>It was an interesting rhetorical slight of hand to move from my comparison
>of the Taliban, who have oppressed their own people far more than anyone
>else, and the architects of the Holocaust to make my comments a blood libel
>against the Germans. No one is arguing for the evil of the Afghanis in
>general - tough son-of-a-bitches though they are - but of the Taliban
>leadership that was foisted on them partly with US support.
>
>But to "analyze" the actions of the architects of evil acts, to implicitly
>search for the sins of the victims of evil, is to defame the dead and
>cheapen the struggles of those who fight oppression without caving into
>their worst impulses of hatred and inhumanity.

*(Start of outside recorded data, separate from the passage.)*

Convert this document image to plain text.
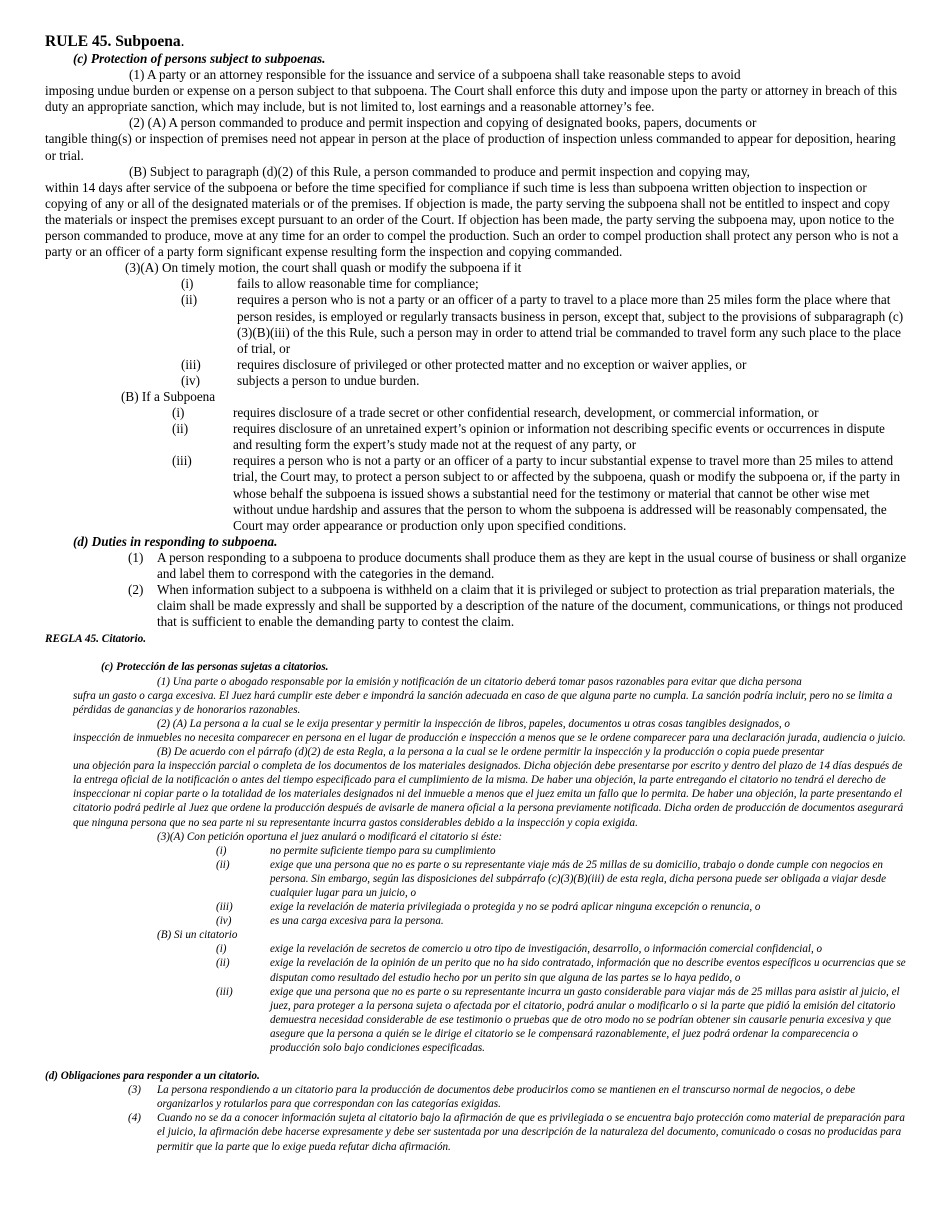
RULE 45. Subpoena.

(c) Protection of persons subject to subpoenas.

(1) A party or an attorney responsible for the issuance and service of a subpoena shall take reasonable steps to avoid

imposing undue burden or expense on a person subject to that subpoena. The Court shall enforce this duty and impose upon the party or attorney in breach of this duty an appropriate sanction, which may include, but is not limited to, lost earnings and a reasonable attorney’s fee.

(2) (A) A person commanded to produce and permit inspection and copying of designated books, papers, documents or

tangible thing(s) or inspection of premises need not appear in person at the place of production of inspection unless commanded to appear for deposition, hearing or trial.

(B) Subject to paragraph (d)(2) of this Rule, a person commanded to produce and permit inspection and copying may,

within 14 days after service of the subpoena or before the time specified for compliance if such time is less than subpoena written objection to inspection or copying of any or all of the designated materials or of the premises. If objection is made, the party serving the subpoena shall not be entitled to inspect and copy the materials or inspect the premises except pursuant to an order of the Court. If objection has been made, the party serving the subpoena may, upon notice to the person commanded to produce, move at any time for an order to compel the production. Such an order to compel production shall protect any person who is not a party or an officer of a party form significant expense resulting form the inspection and copying commanded.

(3)(A) On timely motion, the court shall quash or modify the subpoena if it

(i)	fails to allow reasonable time for compliance;
(ii)	requires a person who is not a party or an officer of a party to travel to a place more than 25 miles form the place where that person resides, is employed or regularly transacts business in person, except that, subject to the provisions of subparagraph (c)(3)(B)(iii) of the this Rule, such a person may in order to attend trial be commanded to travel form any such place to the place of trial, or
(iii)	requires disclosure of privileged or other protected matter and no exception or waiver applies, or
(iv)	subjects a person to undue burden.

(B) If a Subpoena

(i)	requires disclosure of a trade secret or other confidential research, development, or commercial information, or
(ii)	requires disclosure of an unretained expert’s opinion or information not describing specific events or occurrences in dispute and resulting form the expert’s study made not at the request of any party, or
(iii)	requires a person who is not a party or an officer of a party to incur substantial expense to travel more than 25 miles to attend trial, the Court may, to protect a person subject to or affected by the subpoena, quash or modify the subpoena or, if the party in whose behalf the subpoena is issued shows a substantial need for the testimony or material that cannot be other wise met without undue hardship and assures that the person to whom the subpoena is addressed will be reasonably compensated, the Court may order appearance or production only upon specified conditions.

(d) Duties in responding to subpoena.

(1)	A person responding to a subpoena to produce documents shall produce them as they are kept in the usual course of business or shall organize and label them to correspond with the categories in the demand.
(2)	When information subject to a subpoena is withheld on a claim that it is privileged or subject to protection as trial preparation materials, the claim shall be made expressly and shall be supported by a description of the nature of the document, communications, or things not produced that is sufficient to enable the demanding party to contest the claim.

REGLA 45. Citatorio.

(c) Protección de las personas sujetas a citatorios.

(1) Una parte o abogado responsable por la emisión y notificación de un citatorio deberá tomar pasos razonables para evitar que dicha persona

sufra un gasto o carga excesiva. El Juez hará cumplir este deber e impondrá la sanción adecuada en caso de que alguna parte no cumpla. La sanción podría incluir, pero no se limita a pérdidas de ganancias y de honorarios razonables.

(2) (A) La persona a la cual se le exija presentar y permitir la inspección de libros, papeles, documentos u otras cosas tangibles designados, o

inspección de inmuebles no necesita comparecer en persona en el lugar de producción e inspección a menos que se le ordene comparecer para una declaración jurada, audiencia o juicio.

(B) De acuerdo con el párrafo (d)(2) de esta Regla, a la persona a la cual se le ordene permitir la inspección y la producción o copia puede presentar

una objeción para la inspección parcial o completa de los documentos de los materiales designados. Dicha objeción debe presentarse por escrito y dentro del plazo de 14 días después de la entrega oficial de la notificación o antes del tiempo especificado para el cumplimiento de la misma. De haber una objeción, la parte entregando el citatorio no tendrá el derecho de inspeccionar ni copiar parte o la totalidad de los materiales designados ni del inmueble a menos que el juez emita un fallo que lo permita. De haber una objeción, la parte presentando el citatorio podrá pedirle al Juez que ordene la producción después de avisarle de manera oficial a la persona previamente notificada. Dicha orden de producción de documentos asegurará que ninguna persona que no sea parte ni su representante incurra gastos considerables debido a la inspección y copia exigida.

(3)(A) Con petición oportuna el juez anulará o modificará el citatorio si éste:

(i)	no permite suficiente tiempo para su cumplimiento
(ii)	exige que una persona que no es parte o su representante viaje más de 25 millas de su domicilio, trabajo o donde cumple con negocios en persona. Sin embargo, según las disposiciones del subpárrafo (c)(3)(B)(iii) de esta regla, dicha persona puede ser obligada a viajar desde cualquier lugar para un juicio, o
(iii)	exige la revelación de materia privilegiada o protegida y no se podrá aplicar ninguna excepción o renuncia, o
(iv)	es una carga excesiva para la persona.

(B) Si un citatorio

(i)	exige la revelación de secretos de comercio u otro tipo de investigación, desarrollo, o información comercial confidencial, o
(ii)	exige la revelación de la opinión de un perito que no ha sido contratado, información que no describe eventos específicos u ocurrencias que se disputan como resultado del estudio hecho por un perito sin que alguna de las partes se lo haya pedido, o
(iii)	exige que una persona que no es parte o su representante incurra un gasto considerable para viajar más de 25 millas para asistir al juicio, el juez, para proteger a la persona sujeta o afectada por el citatorio, podrá anular o modificarlo o si la parte que pidió la emisión del citatorio demuestra necesidad considerable de ese testimonio o pruebas que de otro modo no se podrían obtener sin causarle penuria excesiva y que asegure que la persona a quién se le dirige el citatorio se le compensará razonablemente, el juez podrá ordenar la comparecencia o producción solo bajo condiciones especificadas.

(d) Obligaciones para responder a un citatorio.

(3)	La persona respondiendo a un citatorio para la producción de documentos debe producirlos como se mantienen en el transcurso normal de negocios, o debe organizarlos y rotularlos para que correspondan con las categorías exigidas.
(4)	Cuando no se da a conocer información sujeta al citatorio bajo la afirmación de que es privilegiada o se encuentra bajo protección como material de preparación para el juicio, la afirmación debe hacerse expresamente y debe ser sustentada por una descripción de la naturaleza del documento, comunicado o cosas no producidas para permitir que la parte que lo exige pueda refutar dicha afirmación.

It was not a rhetorical sleight of hand; I'm trying to figure out your position. You offer an analysis of the Holocaust, but then slide away from analyzing the September 11 attacks - becuase that would be to "defame the dead." That, if anything, is a rhetorical sleight of hand, because you equate analysis with a "search for the sins of the victims." No one is doing that. The people who died in the WTC had little to do with the state policies of the U.S. or Israel, and to say that those policies had something to do with the rage behind the acts is hardly to excuse them. But if you refuse to analyze, you're left with unhelpful concepts like "evil," which doesn't offer us a clue about how to prevent such things in the future, or even what we should do now. Evil is more the realm of gods and devils than humans. You can be - I am - entirely for investigating the crime and punishing its planners while wanting to understand what made human beings do those things.